Правда, на ночном мосту сегодня его говорливость про бытие несколько «перегрузила» и победила эту любовь к паузам.
В зале солидно тикали настенные часы, на коленях несолидно храпело Счастье. Под эти тиканье и храп он незаметно для себя задремал.
– Ну, ты даёшь! – голос Татьяны вернул его из царства наступающего Орфея.
– Я, кажется, задумался, прости. Ты очень соблазнительно выглядишь. Я восхищён, белый тоже, мы восхищены.
– Хочешь сказать, изголодался?
– Как ты угадала? Мы с чернохвостым не ели с раннего утра.
– Скотина ты, Дима, – Татьяна устало откинулась на спинку кресла. При свете ночника она, действительно, выглядела великолепно.
– Поднял меня среди ночи, сидишь, издеваешься, кот нагло трещит… Но, знаешь, я рада тебя видеть, даже Счастье твоё десятикилограмовое терпеть готова.
Услышав о себе такую явную лесть, котище вмиг перестал храпеть. Дима встал, неделикатно уронив белый «наколенник», подошёл к женщине и опустился у её ног, обнял их. Десять килограммов счастья обиделись и вальяжно ушли в спальню Татьяны.
– Прости, я не то говорю. Я и вправду скотина, считай хоть бараном, хоть быком, только козлом не надо.
– Разница-то какая, все рогатые?.. Ты останешься?
– Да, но если честно, есть хотим, того же барана целиком…

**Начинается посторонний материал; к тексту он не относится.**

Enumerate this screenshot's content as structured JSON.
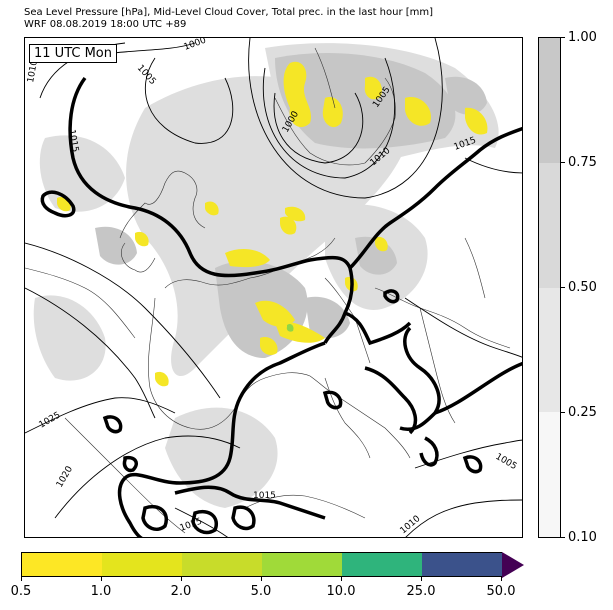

– Сейчас принесу, зови своего монстра, для него есть сметана и ветчина, прости, его любимой индюшатины нет, знала б заранее, порадовала бы.
Татьяна ушла на кухню и стала там по-женски греметь посудой. Дима взял телефон, набрал Изю. Заспанным голосом ответила Тося:
– Слушаю.
– Квартира Азриленко? Вас беспокоят из КГБ. Мы предлагаем вам сотрудничество. В случае отказа – круиз на Соловки…
– Передаю трубку мужу, он у меня работает по связям с КГБ, ФСБ, ФБР, ЦРУ, Моссада, друзьями-Диманами, котами и прочей жутью. А вообще-то, Дим, ты на часы смотрел?!
– Диман, говнюк, мало того, что пропал с утра, на звонки не отвечаешь. Мне пришлось своими отнюдь неглупыми еврейскими руками в одиночку ворочать надгробья. Ты не соизволил даже предупредить меня. И если на то пошло, порядочные люди не звонят в четвёртом часу ночи и не говорят людям с моим именем о ФСБ, КГБ…
– Изя, прости меня, я больше так не буду. Я отработаю, мы с котом отработаем… за двоих… пятерых. У Счастливчика болел живот, и было подавленное настроение.